Ci sono giorni che sembrano fatti apposta per ricominciare. Il primo settembre, il primo gennaio, il lunedì, il compleanno. Non è una sensazione vaga: gli economisti comportamentali le chiamano temporal landmarks, ovvero, pietre di confine nel tempo, e producono quello che si definisce il fresh start effect. Dai, Milkman e Riis, studiosi di scienze comportamentali. lo hanno misurato: nei giorni che segnano un inizio le persone si iscrivono in palestra, aprono un conto, cercano “come si fa a” più spesso che in qualsiasi altro momento. La motivazione a cominciare qualcosa cresce di colpo: avere una data importante in calendario per iniziare qualcosa è che se quella stessa data ci ha dato il permesso.
Il meccanismo è semplice, e per questo funziona. Una data significativa traccia una riga tra chi eravamo e chi vorremmo essere. Da una parte finisce la persona che non ha letto e non si è mossa. Dall’altra ne comincia una nuova, ancora senza errori. La riga ci libera dal peso dei tentativi falliti: quelli stanno nel “prima”, non contano più. Ricominciare a settembre è comodo esattamente per questo. Le vacanze chiudono una stagione, il rientro ne apre un’altra, e in mezzo c’è una soglia oltre la quale ci concediamo di essere diversi.
L’effetto di un giorno che vorremmo per sempre
Ma la stessa riga che ci dà il permesso fabbrica anche la colpa. Il picco di motivazione che una data accende ha una scadenza incorporata. Funziona perché è legato al calendario, non a noi e, infatti, quando l’energia del primo settembre si consuma, di solito verso metà mese, la lista dei buoni propositi si sgonfia.
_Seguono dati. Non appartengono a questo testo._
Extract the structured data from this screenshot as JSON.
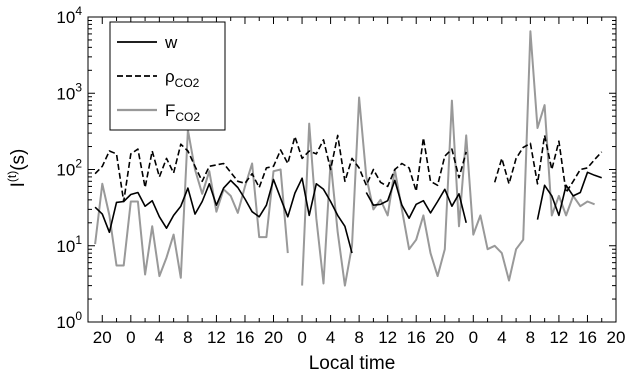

L’errore che commettiamo è considerare quel calo come un difetto di volontà, quando è la fisiologia dell’effetto stesso. Abbiamo scambiato una spinta temporanea per il carattere. Ci eravamo sentiti prontǝ, e invece era solo la data a esserlo.
La cultura dei buoni propositi ha una sola risposta a questo sgonfiamento: più disciplina. Come se il problema fosse la quantità di sforzo, e non il fatto che abbiamo caricato un’intenzione fragile sulle spalle di un giorno. È la retorica che trasforma ogni ricominciare mancato in un processo a noi stessi.
C’è una differenza tra scegliere e rincorrere, e settembre la rende visibile. Rincorrere è aggrapparsi all’ennesimo proposito perché serve a dimostrare qualcosa: che non siamo rimastǝ indietro, che questa volta ce la faremo. Scegliere è un’altra cosa. È usare la soglia per cominciare qualcosa che non deve servire a niente come leggere un libro perché sì, imparare a ricamare senza che diventi un mestiere. Nel primo caso la data è un processo in cui ci misuriamo, mentre, nel secondo è solo un buon posto da cui partire.
Il fresh start effect è reale
Il fresh start effect è reale, la soglia che traccia funziona davvero. Perciò usare una data speciale per inziare qualcosa va bene, il punto non è smettere di ricominciare a settembre: è decidere cosa farne di quel permesso. Lo consideriamo un esame su quanto valiamo, o l’occasione di scegliere qualcosa per il gusto di sceglierlo?
Quest’anno la lista non l’ho scritta come si scrivono i buoni propositi. A settembre ho ripreso le cose che avevo messo in pausa d’estate, una lista lunga, ma di cose vecchie e non nuove. Non pretendo di esaurirla in un mese, e soprattutto non pretendo che ogni voce abbia un valore fondamentale. Alcune sono solo attività di vita comune, e restano tali. Riprenderle non mi rende una persona nuova. Le riprendo e basta.